TOULOUSE- The man, who sources said had a history of psychiatric problems, took four people hostage but later freed a woman after talks.
The man fired a shot and took the bank manager and the others hostage before declaring he wanted to negotiate with the elite RAID police unit that killed Merah, police sources said.
Food had been sent into the hostages, the sources said, adding that no one had been injured.
"We don't yet know if this is a robbery that went wrong or if (the hostage taking) is a premeditated act," a police source told AFP.
The man called himself "Boumaza" and has a criminal record, police said. Another source said he was schizophrenic and "may have stopped his treatment".
He entered the bank and insistently asked for money but staff did not take him seriously, police told AFP. He then produced a gun and took everyone hostage.

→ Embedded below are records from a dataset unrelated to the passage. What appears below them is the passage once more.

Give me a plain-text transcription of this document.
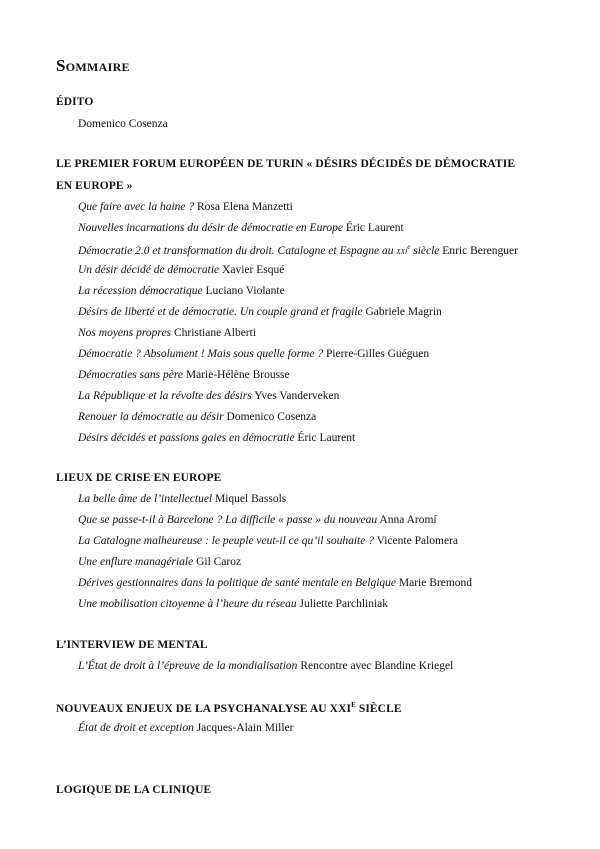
Sommaire
ÉDITO
Domenico Cosenza
LE PREMIER FORUM EUROPÉEN DE TURIN « DÉSIRS DÉCIDÉS DE DÉMOCRATIE
EN EUROPE »
Que faire avec la haine ? Rosa Elena Manzetti
Nouvelles incarnations du désir de démocratie en Europe Éric Laurent
Démocratie 2.0 et transformation du droit. Catalogne et Espagne au xxi$^e$ siècle Enric Berenguer
Un désir décidé de démocratie Xavier Esqué
La récession démocratique Luciano Violante
Désirs de liberté et de démocratie. Un couple grand et fragile Gabriele Magrin
Nos moyens propres Christiane Alberti
Démocratie ? Absolument ! Mais sous quelle forme ? Pierre-Gilles Guéguen
Démocraties sans père Marie-Hélène Brousse
La République et la révolte des désirs Yves Vanderveken
Renouer la démocratie au désir Domenico Cosenza
Désirs décidés et passions gaies en démocratie Éric Laurent
LIEUX DE CRISE EN EUROPE
La belle âme de l’intellectuel Miquel Bassols
Que se passe-t-il à Barcelone ? La difficile « passe » du nouveau Anna Aromí
La Catalogne malheureuse : le peuple veut-il ce qu’il souhaite ? Vicente Palomera
Une enflure managériale Gil Caroz
Dérives gestionnaires dans la politique de santé mentale en Belgique Marie Bremond
Une mobilisation citoyenne à l’heure du réseau Juliette Parchliniak
L’INTERVIEW DE MENTAL
L’État de droit à l’épreuve de la mondialisation Rencontre avec Blandine Kriegel
NOUVEAUX ENJEUX DE LA PSYCHANALYSE AU $XXI^E$ SIÈCLE
État de droit et exception Jacques-Alain Miller
LOGIQUE DE LA CLINIQUE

The 26-year-old was "put in a foster home when he was little and suffers from rage and fears the outside world," his sister told AFP over the telephone.
An employee answered the phone when an AFP journalist called and confirmed that she was inside the besieged bank.

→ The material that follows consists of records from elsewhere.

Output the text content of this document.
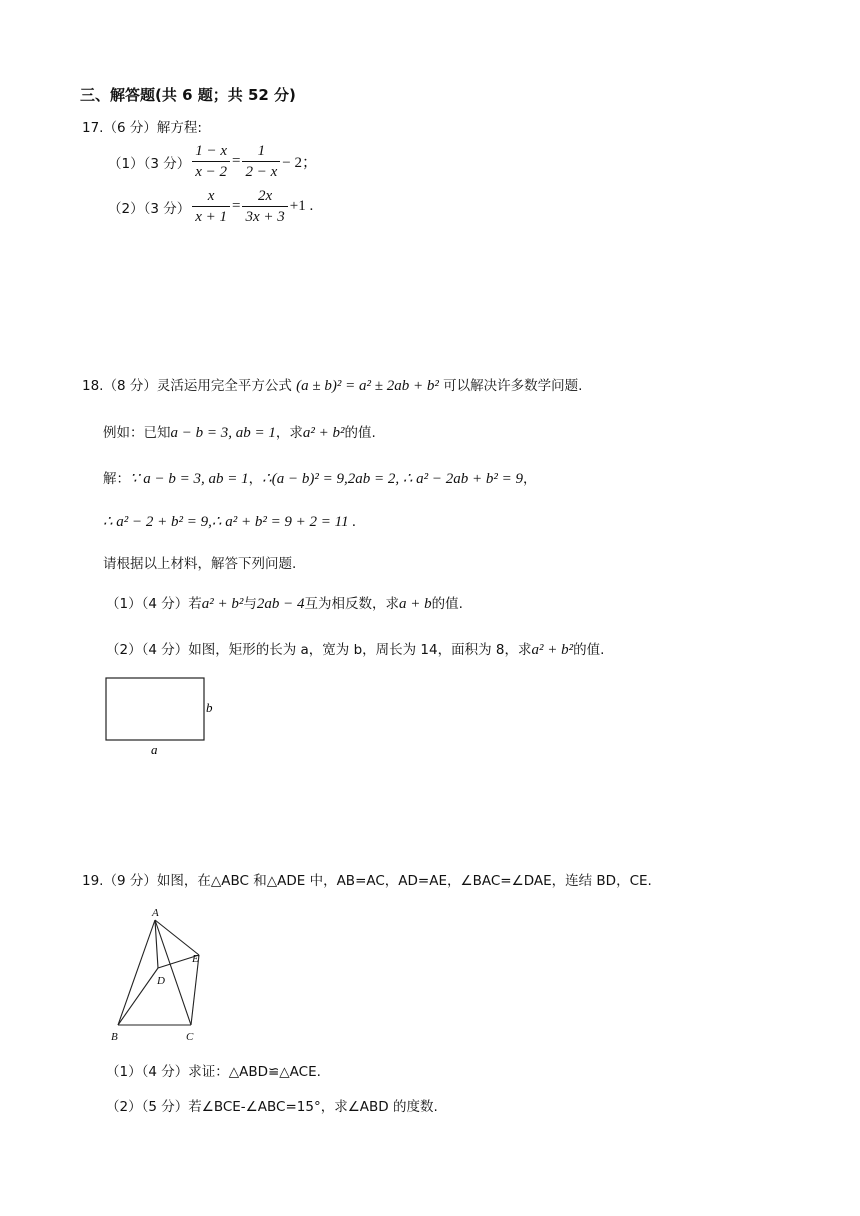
三、解答题(共 6 题；共 52 分)
17.（6 分）解方程:
（1）（3 分） $\frac{1 - x}{x - 2} = \frac{1}{2 - x} - 2$；
（2）（3 分） $\frac{x}{x + 1} = \frac{2x}{3x + 3} +1$ .
18.（8 分）灵活运用完全平方公式 (a ± b)² = a² ± 2ab + b² 可以解决许多数学问题.
例如：已知a − b = 3, ab = 1，求a² + b²的值.
解：∵ a − b = 3, ab = 1，∴(a − b)² = 9,2ab = 2, ∴ a² − 2ab + b² = 9，
∴ a² − 2 + b² = 9,∴ a² + b² = 9 + 2 = 11 .
请根据以上材料，解答下列问题.
（1）（4 分）若a² + b²与2ab − 4互为相反数，求a + b的值.
（2）（4 分）如图，矩形的长为 a，宽为 b，周长为 14，面积为 8，求a² + b²的值.
b
a
19.（9 分）如图，在△ABC 和△ADE 中，AB=AC，AD=AE，∠BAC=∠DAE，连结 BD，CE.
A
B	C
D
E
（1）（4 分）求证：△ABD≌△ACE.
（2）（5 分）若∠BCE-∠ABC=15°，求∠ABD 的度数.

"I'm answering clients' phone calls," she said in a calm voice but refusing to discuss the situation inside the bank.
Parents of pupils at a nearby school were sent a text message telling them to pick up their children, witnesses said, and rapid-intervention GIPN police units were dispatched from southern cities Bordeaux and Marseille.
The RAID unit that shot dead Merah after he went on a killing spree is based in Paris, hundreds of kilometres to the north.

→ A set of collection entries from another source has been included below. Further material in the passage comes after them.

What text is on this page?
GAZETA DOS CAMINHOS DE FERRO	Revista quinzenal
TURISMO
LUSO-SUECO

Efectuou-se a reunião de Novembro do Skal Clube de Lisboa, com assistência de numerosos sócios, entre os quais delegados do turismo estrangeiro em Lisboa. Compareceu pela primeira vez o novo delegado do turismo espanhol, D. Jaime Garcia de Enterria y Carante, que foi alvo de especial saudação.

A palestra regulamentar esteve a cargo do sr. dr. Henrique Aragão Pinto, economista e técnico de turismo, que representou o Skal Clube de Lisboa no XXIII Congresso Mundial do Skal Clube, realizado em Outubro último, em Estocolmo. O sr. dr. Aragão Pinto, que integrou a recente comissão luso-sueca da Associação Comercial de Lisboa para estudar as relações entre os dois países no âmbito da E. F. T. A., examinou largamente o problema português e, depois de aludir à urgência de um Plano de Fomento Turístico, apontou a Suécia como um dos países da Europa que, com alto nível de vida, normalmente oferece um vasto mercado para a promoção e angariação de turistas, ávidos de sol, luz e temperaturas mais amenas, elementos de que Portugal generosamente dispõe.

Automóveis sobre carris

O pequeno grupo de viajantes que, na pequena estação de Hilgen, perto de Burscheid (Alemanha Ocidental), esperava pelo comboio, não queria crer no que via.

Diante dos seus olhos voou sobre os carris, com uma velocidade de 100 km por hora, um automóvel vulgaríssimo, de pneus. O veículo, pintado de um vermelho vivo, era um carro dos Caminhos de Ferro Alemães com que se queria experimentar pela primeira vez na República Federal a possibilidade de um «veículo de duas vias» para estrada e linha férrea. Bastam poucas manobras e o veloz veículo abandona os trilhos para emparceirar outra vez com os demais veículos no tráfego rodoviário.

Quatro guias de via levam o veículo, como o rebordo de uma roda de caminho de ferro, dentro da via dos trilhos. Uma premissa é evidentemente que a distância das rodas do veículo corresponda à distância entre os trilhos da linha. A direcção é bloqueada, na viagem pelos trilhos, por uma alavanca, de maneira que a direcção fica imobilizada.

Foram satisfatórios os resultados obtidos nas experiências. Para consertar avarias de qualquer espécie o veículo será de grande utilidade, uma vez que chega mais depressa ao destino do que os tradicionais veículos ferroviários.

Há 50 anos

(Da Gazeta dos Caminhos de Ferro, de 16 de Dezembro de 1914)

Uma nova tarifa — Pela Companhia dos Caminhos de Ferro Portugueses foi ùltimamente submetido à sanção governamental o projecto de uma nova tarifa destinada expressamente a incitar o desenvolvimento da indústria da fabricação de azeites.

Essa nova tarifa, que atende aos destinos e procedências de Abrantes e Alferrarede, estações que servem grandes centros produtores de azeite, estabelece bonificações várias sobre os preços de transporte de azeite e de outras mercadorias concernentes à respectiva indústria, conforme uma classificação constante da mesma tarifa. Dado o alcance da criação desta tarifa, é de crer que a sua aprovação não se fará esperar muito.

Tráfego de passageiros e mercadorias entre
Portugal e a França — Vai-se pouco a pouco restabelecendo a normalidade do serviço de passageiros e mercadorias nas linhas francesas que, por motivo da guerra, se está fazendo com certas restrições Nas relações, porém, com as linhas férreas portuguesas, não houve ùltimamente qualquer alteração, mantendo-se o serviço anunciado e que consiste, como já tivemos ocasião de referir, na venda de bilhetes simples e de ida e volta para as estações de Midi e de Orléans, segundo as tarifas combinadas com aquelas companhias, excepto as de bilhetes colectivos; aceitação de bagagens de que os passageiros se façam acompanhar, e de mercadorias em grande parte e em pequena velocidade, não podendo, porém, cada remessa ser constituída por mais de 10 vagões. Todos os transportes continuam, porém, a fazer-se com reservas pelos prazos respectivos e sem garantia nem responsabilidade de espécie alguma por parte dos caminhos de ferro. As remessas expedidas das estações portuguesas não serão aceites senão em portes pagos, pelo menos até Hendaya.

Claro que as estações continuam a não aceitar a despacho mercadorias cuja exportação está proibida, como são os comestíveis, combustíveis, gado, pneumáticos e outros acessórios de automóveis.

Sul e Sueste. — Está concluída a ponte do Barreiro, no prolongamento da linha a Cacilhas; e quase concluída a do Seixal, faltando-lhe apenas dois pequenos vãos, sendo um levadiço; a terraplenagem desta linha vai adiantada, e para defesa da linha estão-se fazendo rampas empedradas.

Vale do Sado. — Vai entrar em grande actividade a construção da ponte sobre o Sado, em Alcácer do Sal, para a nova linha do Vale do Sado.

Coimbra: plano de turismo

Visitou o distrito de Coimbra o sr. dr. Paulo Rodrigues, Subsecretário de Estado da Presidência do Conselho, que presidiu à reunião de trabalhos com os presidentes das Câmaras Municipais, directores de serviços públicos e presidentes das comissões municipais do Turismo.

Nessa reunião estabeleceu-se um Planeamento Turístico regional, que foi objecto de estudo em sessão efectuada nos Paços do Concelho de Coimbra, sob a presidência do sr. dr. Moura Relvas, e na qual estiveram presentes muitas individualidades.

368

The CIC bank and Merah's former flat are within five hundred metres of each other in Toulouse's Cote Pavee neighbourhood, east of the city centre.
Merah was killed at the end of a 32-hour siege of his flat after he shot dead seven people -- three soldiers, and three children and a teacher at a Jewish school in Toulouse -- in a wave of killings that shocked the country.
Toulouse, a city of around 500,000 people, lived in fear while police hunted the killer before he was identified as Merah. His neighbourhood has struggled to shake off the stigma of being associated with him.
"We're going through the same thing as three months ago," said Maria Gonzalez, a mother with two children who could not go home because of the police cordon.
"We used to be worry-free in the neighbourhood, but since the Mohamed Merah problem, we're worried. It's happening again, it's starting to scare me," she said.
The 23-year-old who claimed to be an Al-Qaeda militant filmed himself carrying out the attacks and reportedly confessed to police before he was shot dead.
A petty criminal of Algerian origin, Merah reportedly spent time in Pakistan and Afghanistan but it is not known if he attended militant training camps.
Riding a powerful scooter, Merah shot dead three French troops in cold blood, reportedly because of French military interventions abroad.
He told negotiators the Jewish school killings were to avenge Palestinian children killed by Israel.
French intelligence was heavily criticised for failing to keep tabs on Merah despite the fact he travelled to known hotbeds of militant Islam.
Coming at the height of the French presidential election campaign, the killings prompted then-president Nicolas Sarkozy to compare the national trauma to that of the United States after the September 11, 2001 attacks.
France has the largest Muslim population in Europe.